C’est ce qu’a tenu à affirmer Béji Caïd Essebsi, Premier ministre du gouvernement transitoire dans un discours adressé à la Nation en cette soirée du jeudi 20 octobre 2011. Le ton était ainsi donné d’entrée pur mettre les points sur les « i » face aux insinuations de certains quant à la probabilité d’une éventuelle fraude portant sur les résultats du scrutin avant de passer en revue tout le soutien apporté par le gouvernement à l’ISIE qui a tout mis en œuvre au niveau matériel et humain pour garantir le succès d’élections démocratiques et libres que le monde entier observe de très près.
M. Caïd Essebsi a réitéré sa confiance quant à un déroulement des élections dans les meilleures conditions, notamment sécuritaires tout en appelant les citoyens à affluer massivement sur les bureaux de vote et accomplir leur droit et leur devoir électoral en cette étape déterminante pour l’avenir de la Tunisie.
BCE a indiqué, par ailleurs, que, dans les meilleurs des cas, l’actuel gouvernement transitoire remettrait le pouvoir au nouveau cabinet issu de l’Assemblée constituante vers le 9 novembre prochain dans la mesure où il faut prendre en ligne de compte les éventuels recours et la première réunion de la Constituante pour élire son président et les commissions ainsi que le choix du système politique provisoire. C’est à ce moment là qu’aura lieu la passation en faveur du nouveau président de la république ou du gouvernement avant d’émettre le vœu que la loi sera respectée par ceux qui prendront la relève afin qu’ils remettent, à leur tour le flambeau à ceux qui viendront par la suite.

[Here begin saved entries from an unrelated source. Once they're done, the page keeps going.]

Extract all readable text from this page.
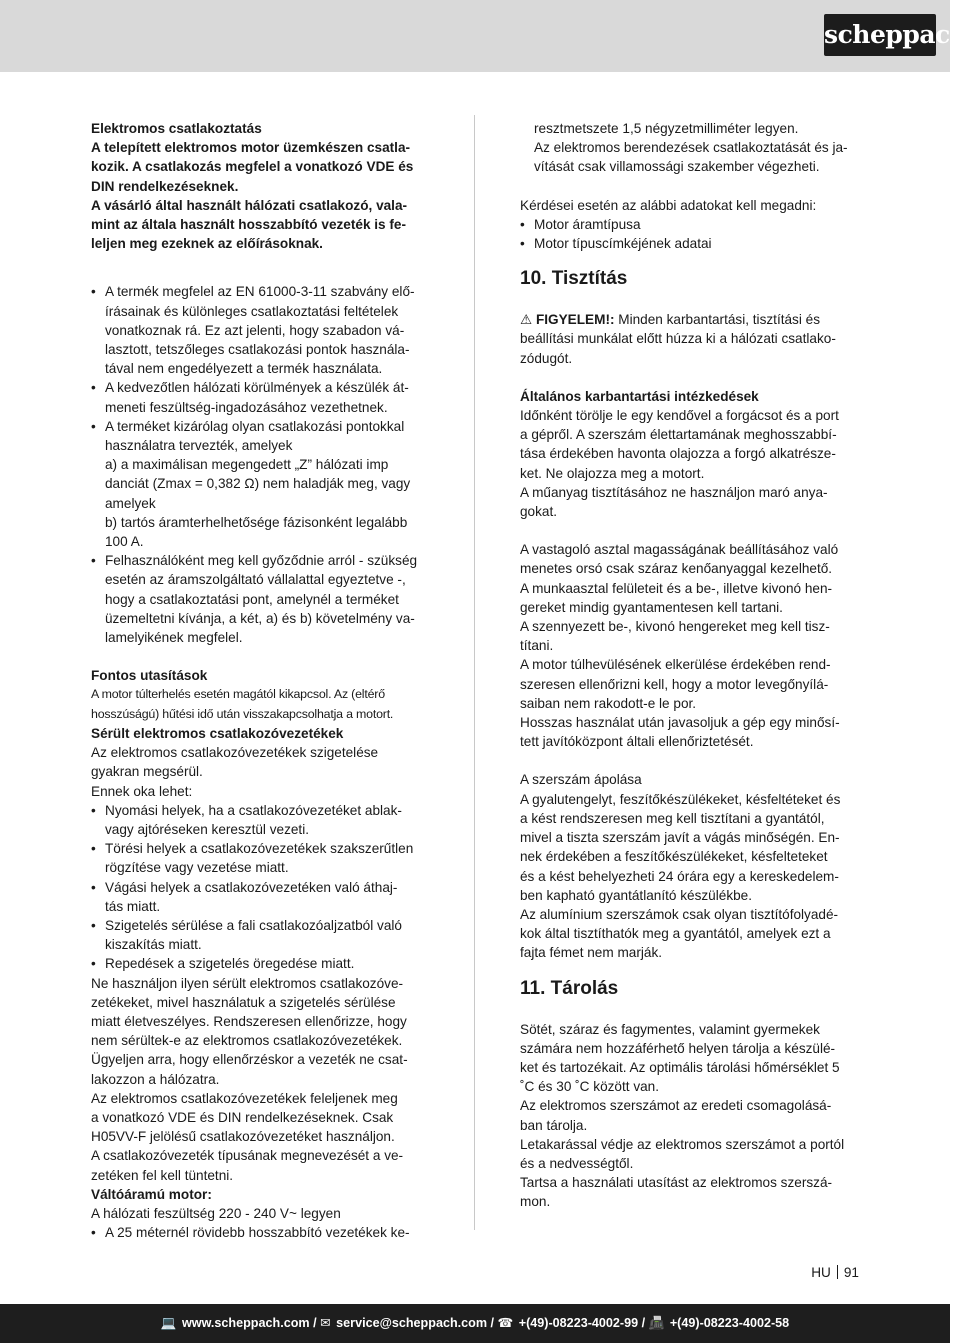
scheppach
Elektromos csatlakoztatás
A telepített elektromos motor üzemkészen csatla-
kozik. A csatlakozás megfelel a vonatkozó VDE és
DIN rendelkezéseknek.
A vásárló által használt hálózati csatlakozó, vala-
mint az általa használt hosszabbító vezeték is fe-
leljen meg ezeknek az előírásoknak.
• A termék megfelel az EN 61000-3-11 szabvány elő-
írásainak és különleges csatlakoztatási feltételek
vonatkoznak rá. Ez azt jelenti, hogy szabadon vá-
lasztott, tetszőleges csatlakozási pontok használa-
tával nem engedélyezett a termék használata.
• A kedvezőtlen hálózati körülmények a készülék át-
meneti feszültség-ingadozásához vezethetnek.
• A terméket kizárólag olyan csatlakozási pontokkal
használatra tervezték, amelyek
a) a maximálisan megengedett „Z” hálózati imp
danciát (Zmax = 0,382 Ω) nem haladják meg, vagy
amelyek
b) tartós áramterhelhetősége fázisonként legalább
100 A.
• Felhasználóként meg kell győződnie arról - szükség
esetén az áramszolgáltató vállalattal egyeztetve -,
hogy a csatlakoztatási pont, amelynél a terméket
üzemeltetni kívánja, a két, a) és b) követelmény va-
lamelyikének megfelel.
Fontos utasítások
A motor túlterhelés esetén magától kikapcsol. Az (eltérő
hosszúságú) hűtési idő után visszakapcsolhatja a motort.
Sérült elektromos csatlakozóvezetékek
Az elektromos csatlakozóvezetékek szigetelése
gyakran megsérül.
Ennek oka lehet:
• Nyomási helyek, ha a csatlakozóvezetéket ablak-
vagy ajtóréseken keresztül vezeti.
• Törési helyek a csatlakozóvezetékek szakszerűtlen
rögzítése vagy vezetése miatt.
• Vágási helyek a csatlakozóvezetéken való áthaj-
tás miatt.
• Szigetelés sérülése a fali csatlakozóaljzatból való
kiszakítás miatt.
• Repedések a szigetelés öregedése miatt.
Ne használjon ilyen sérült elektromos csatlakozóve-
zetékeket, mivel használatuk a szigetelés sérülése
miatt életveszélyes. Rendszeresen ellenőrizze, hogy
nem sérültek-e az elektromos csatlakozóvezetékek.
Ügyeljen arra, hogy ellenőrzéskor a vezeték ne csat-
lakozzon a hálózatra.
Az elektromos csatlakozóvezetékek feleljenek meg
a vonatkozó VDE és DIN rendelkezéseknek. Csak
H05VV-F jelölésű csatlakozóvezetéket használjon.
A csatlakozóvezeték típusának megnevezését a ve-
zetéken fel kell tüntetni.
Váltóáramú motor:
A hálózati feszültség 220 - 240 V~ legyen
• A 25 méternél rövidebb hosszabbító vezetékek ke-
resztmetszete 1,5 négyzetmilliméter legyen.
Az elektromos berendezések csatlakoztatását és ja-
vítását csak villamossági szakember végezheti.
Kérdései esetén az alábbi adatokat kell megadni:
• Motor áramtípusa
• Motor típuscímkéjének adatai
10. Tisztítás
⚠ FIGYELEM!: Minden karbantartási, tisztítási és
beállítási munkálat előtt húzza ki a hálózati csatlako-
zódugót.
Általános karbantartási intézkedések
Időnként törölje le egy kendővel a forgácsot és a port
a gépről. A szerszám élettartamának meghosszabbí-
tása érdekében havonta olajozza a forgó alkatrésze-
ket. Ne olajozza meg a motort.
A műanyag tisztításához ne használjon maró anya-
gokat.
A vastagoló asztal magasságának beállításához való
menetes orsó csak száraz kenőanyaggal kezelhető.
A munkaasztal felületeit és a be-, illetve kivonó hen-
gereket mindig gyantamentesen kell tartani.
A szennyezett be-, kivonó hengereket meg kell tisz-
títani.
A motor túlhevülésének elkerülése érdekében rend-
szeresen ellenőrizni kell, hogy a motor levegőnyílá-
saiban nem rakodott-e le por.
Hosszas használat után javasoljuk a gép egy minősí-
tett javítóközpont általi ellenőriztetését.
A szerszám ápolása
A gyalutengelyt, feszítőkészülékeket, késfeltéteket és
a kést rendszeresen meg kell tisztítani a gyantától,
mivel a tiszta szerszám javít a vágás minőségén. En-
nek érdekében a feszítőkészülékeket, késfelteteket
és a kést behelyezheti 24 órára egy a kereskedelem-
ben kapható gyantátlanító készülékbe.
Az alumínium szerszámok csak olyan tisztítófolyadé-
kok által tisztíthatók meg a gyantától, amelyek ezt a
fajta fémet nem marják.
11. Tárolás
Sötét, száraz és fagymentes, valamint gyermekek
számára nem hozzáférhető helyen tárolja a készülé-
ket és tartozékait. Az optimális tárolási hőmérséklet 5
˚C és 30 ˚C között van.
Az elektromos szerszámot az eredeti csomagolásá-
ban tárolja.
Letakarással védje az elektromos szerszámot a portól
és a nedvességtől.
Tartsa a használati utasítást az elektromos szerszá-
mon.
HU 91
💻 www.scheppach.com / ✉ service@scheppach.com / ☎ +(49)-08223-4002-99 / 📠 +(49)-08223-4002-58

Béji Caïd Essebsi a précise ensuite que son gouvernement s’est engagé à remettre le pays dans la meilleure situation possible et il estime qu’il s’est acquitté de sa mission et respecté ses engagements.

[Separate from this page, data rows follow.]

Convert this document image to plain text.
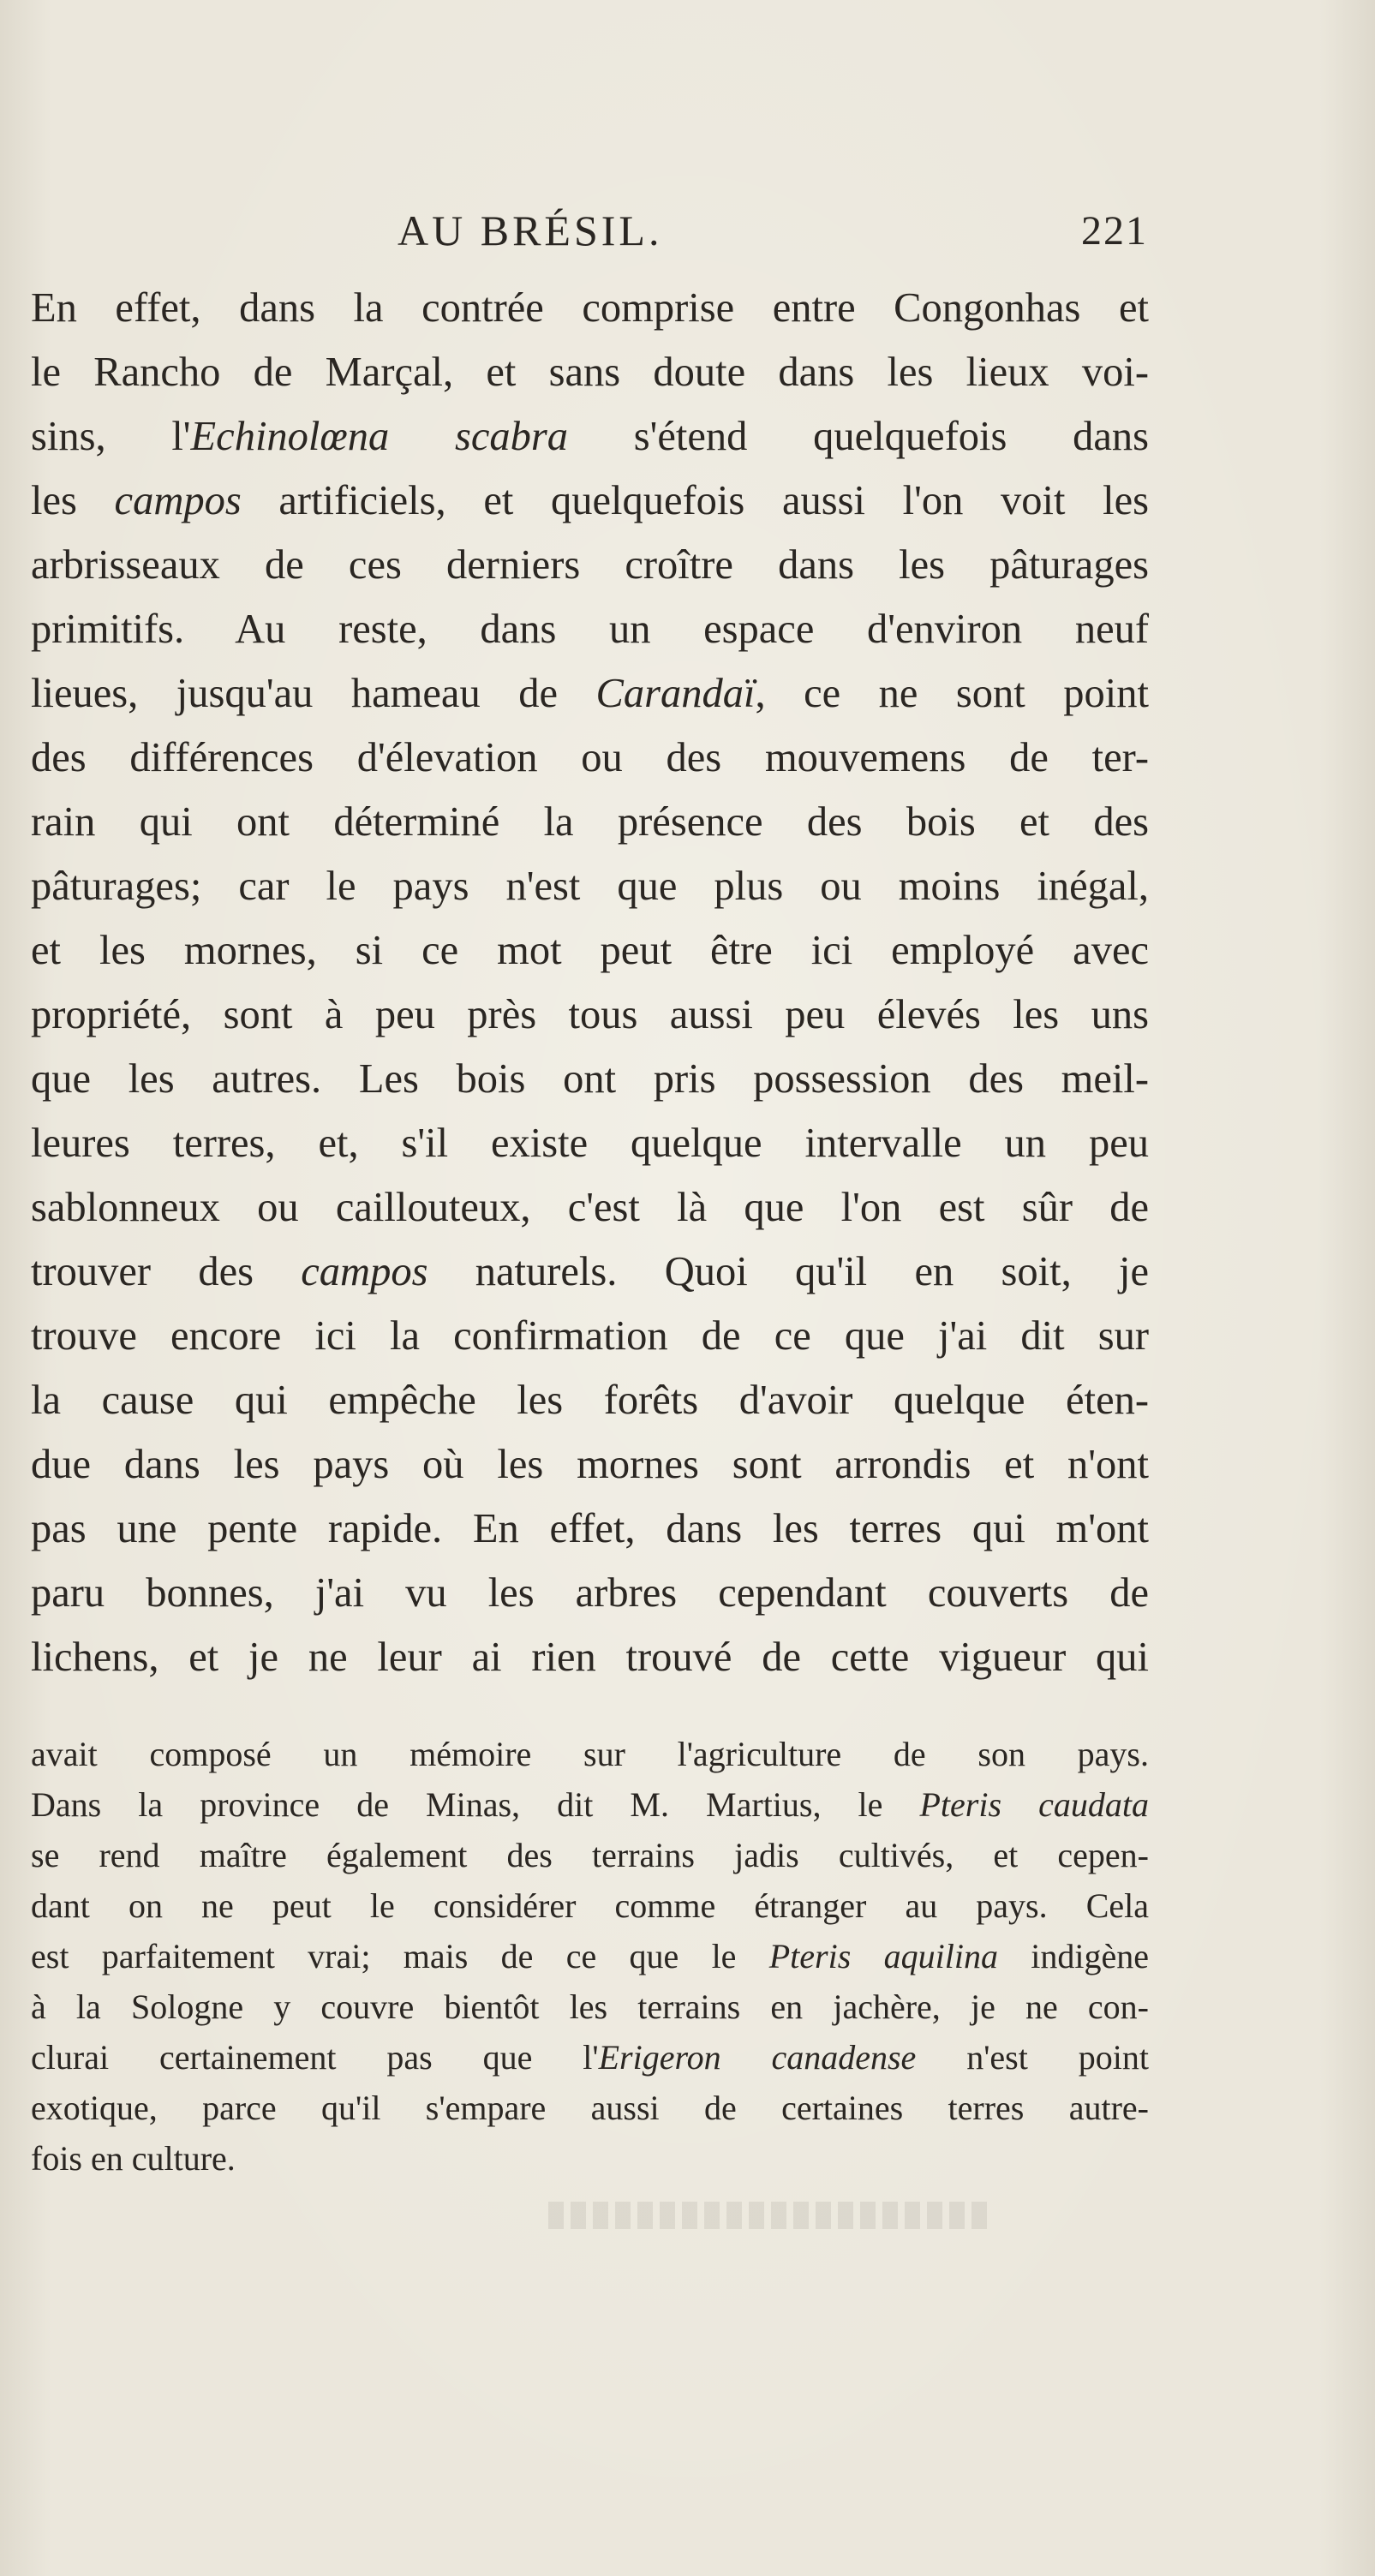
AU BRÉSIL.	221
En effet, dans la contrée comprise entre Congonhas et
le Rancho de Marçal, et sans doute dans les lieux voi-
sins, l'Echinolœna scabra s'étend quelquefois dans
les campos artificiels, et quelquefois aussi l'on voit les
arbrisseaux de ces derniers croître dans les pâturages
primitifs. Au reste, dans un espace d'environ neuf
lieues, jusqu'au hameau de Carandaï, ce ne sont point
des différences d'élevation ou des mouvemens de ter-
rain qui ont déterminé la présence des bois et des
pâturages; car le pays n'est que plus ou moins inégal,
et les mornes, si ce mot peut être ici employé avec
propriété, sont à peu près tous aussi peu élevés les uns
que les autres. Les bois ont pris possession des meil-
leures terres, et, s'il existe quelque intervalle un peu
sablonneux ou caillouteux, c'est là que l'on est sûr de
trouver des campos naturels. Quoi qu'il en soit, je
trouve encore ici la confirmation de ce que j'ai dit sur
la cause qui empêche les forêts d'avoir quelque éten-
due dans les pays où les mornes sont arrondis et n'ont
pas une pente rapide. En effet, dans les terres qui m'ont
paru bonnes, j'ai vu les arbres cependant couverts de
lichens, et je ne leur ai rien trouvé de cette vigueur qui
avait composé un mémoire sur l'agriculture de son pays.
Dans la province de Minas, dit M. Martius, le Pteris caudata
se rend maître également des terrains jadis cultivés, et cepen-
dant on ne peut le considérer comme étranger au pays. Cela
est parfaitement vrai; mais de ce que le Pteris aquilina indigène
à la Sologne y couvre bientôt les terrains en jachère, je ne con-
clurai certainement pas que l'Erigeron canadense n'est point
exotique, parce qu'il s'empare aussi de certaines terres autre-
fois en culture.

Et au Premier ministre d’énumérer, non sans avec un brin de fierté que la plupart, pour ne pas dire tous, des challenges ont été gagnés selon les priorités fixées. C’est ainsi que la sécurité a été rétablie dans le pays alors qu’il se trouvait au bord du gouffre au pont que la Kasbah était occupée et que partout régnaient l’anarchie, les sit-in, les barrages et les grèves sans oublier les 11 milles détenus évadés et la situation catastrophique et précaire aux frontières avec la Libye.
La paix sociale est relativement avec la cessation des grèves grâce à la conjugaison des efforts de toutes les parties concernées, plus particulièrement l’UGTT qui fait preuve de compréhension. Quant à la situation économique, elle a été, un tant soit peu, redressée puisqu’après – 3 % de croissance, on est passé au 3ème trimestre à +1,5 % sans oublier que pas moins de 50 mille postes d’emploi ont été créés.

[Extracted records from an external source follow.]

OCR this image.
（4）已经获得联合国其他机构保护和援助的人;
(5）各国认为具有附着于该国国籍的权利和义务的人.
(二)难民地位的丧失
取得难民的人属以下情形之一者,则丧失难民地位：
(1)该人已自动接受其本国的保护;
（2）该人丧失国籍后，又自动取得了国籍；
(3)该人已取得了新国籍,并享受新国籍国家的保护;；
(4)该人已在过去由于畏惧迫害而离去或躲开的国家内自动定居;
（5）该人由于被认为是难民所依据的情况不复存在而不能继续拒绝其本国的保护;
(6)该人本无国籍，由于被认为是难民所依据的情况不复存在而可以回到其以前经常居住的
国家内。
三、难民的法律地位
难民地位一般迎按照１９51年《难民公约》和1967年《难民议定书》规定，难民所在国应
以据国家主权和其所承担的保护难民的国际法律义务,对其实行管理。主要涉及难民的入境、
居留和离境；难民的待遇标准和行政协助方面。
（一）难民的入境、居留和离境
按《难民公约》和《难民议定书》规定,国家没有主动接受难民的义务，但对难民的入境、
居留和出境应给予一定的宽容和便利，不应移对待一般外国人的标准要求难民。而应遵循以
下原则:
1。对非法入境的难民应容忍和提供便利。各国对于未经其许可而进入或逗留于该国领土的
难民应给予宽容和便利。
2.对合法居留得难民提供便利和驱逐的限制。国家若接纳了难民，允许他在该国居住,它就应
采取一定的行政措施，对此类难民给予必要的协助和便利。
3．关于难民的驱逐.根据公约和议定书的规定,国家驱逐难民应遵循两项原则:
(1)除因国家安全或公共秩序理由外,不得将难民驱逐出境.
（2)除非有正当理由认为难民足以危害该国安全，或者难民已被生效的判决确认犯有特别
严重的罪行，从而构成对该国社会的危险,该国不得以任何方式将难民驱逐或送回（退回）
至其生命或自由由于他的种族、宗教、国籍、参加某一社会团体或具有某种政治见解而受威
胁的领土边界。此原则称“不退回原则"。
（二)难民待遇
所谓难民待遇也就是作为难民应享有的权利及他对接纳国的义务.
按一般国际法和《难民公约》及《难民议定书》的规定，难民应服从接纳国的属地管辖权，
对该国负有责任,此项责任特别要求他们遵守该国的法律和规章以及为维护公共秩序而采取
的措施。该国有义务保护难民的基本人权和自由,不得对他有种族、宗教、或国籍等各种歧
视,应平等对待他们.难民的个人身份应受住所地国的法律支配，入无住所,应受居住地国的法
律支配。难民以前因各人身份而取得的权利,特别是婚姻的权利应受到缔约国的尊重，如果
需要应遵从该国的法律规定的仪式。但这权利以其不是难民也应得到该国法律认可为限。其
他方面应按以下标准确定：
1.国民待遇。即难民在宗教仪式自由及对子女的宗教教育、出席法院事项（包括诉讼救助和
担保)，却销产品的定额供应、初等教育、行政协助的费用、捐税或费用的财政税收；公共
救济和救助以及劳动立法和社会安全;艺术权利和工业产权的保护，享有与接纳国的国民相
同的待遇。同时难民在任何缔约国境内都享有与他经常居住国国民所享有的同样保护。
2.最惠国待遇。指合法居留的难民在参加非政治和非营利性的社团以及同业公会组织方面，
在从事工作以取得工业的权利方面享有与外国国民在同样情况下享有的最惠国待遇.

Ceci a été rendu possible, ajoute le Premier ministre, grâce à l’effort national, mais aussi au soutien de l’étranger notamment le G8.
Concernant les critiques sur la lenteur des procès à l’encontre des « symboles de la corruption sous l’ancien régime », M. Caïd Essebsi a mentionné « qu’au moment sous d’autres cieux quatre ou cinq ex-responsables sont jugés, chez nous on dénombre 10 ex-hauts responsables sous les verrous, plusieurs autres en cours d’interrogatoires sans compter plus de 400 personnes interdites de voyage. C’est dire que la justice est en train de faire son devoir.
Béji Caïd Essebsi a conclu en réaffirmant que le gouvernement actuel a la conscience tranquille avec le sentiment d’avoir accompli sa mission sans prétendre avoir atteint la perfection avant de réitérer son appel aux Tunisiens d’aller voter en masse et d’assurer que le peuple saura accepter le verdict des urnes et la loi de la démocratie quelque soit le vainqueur.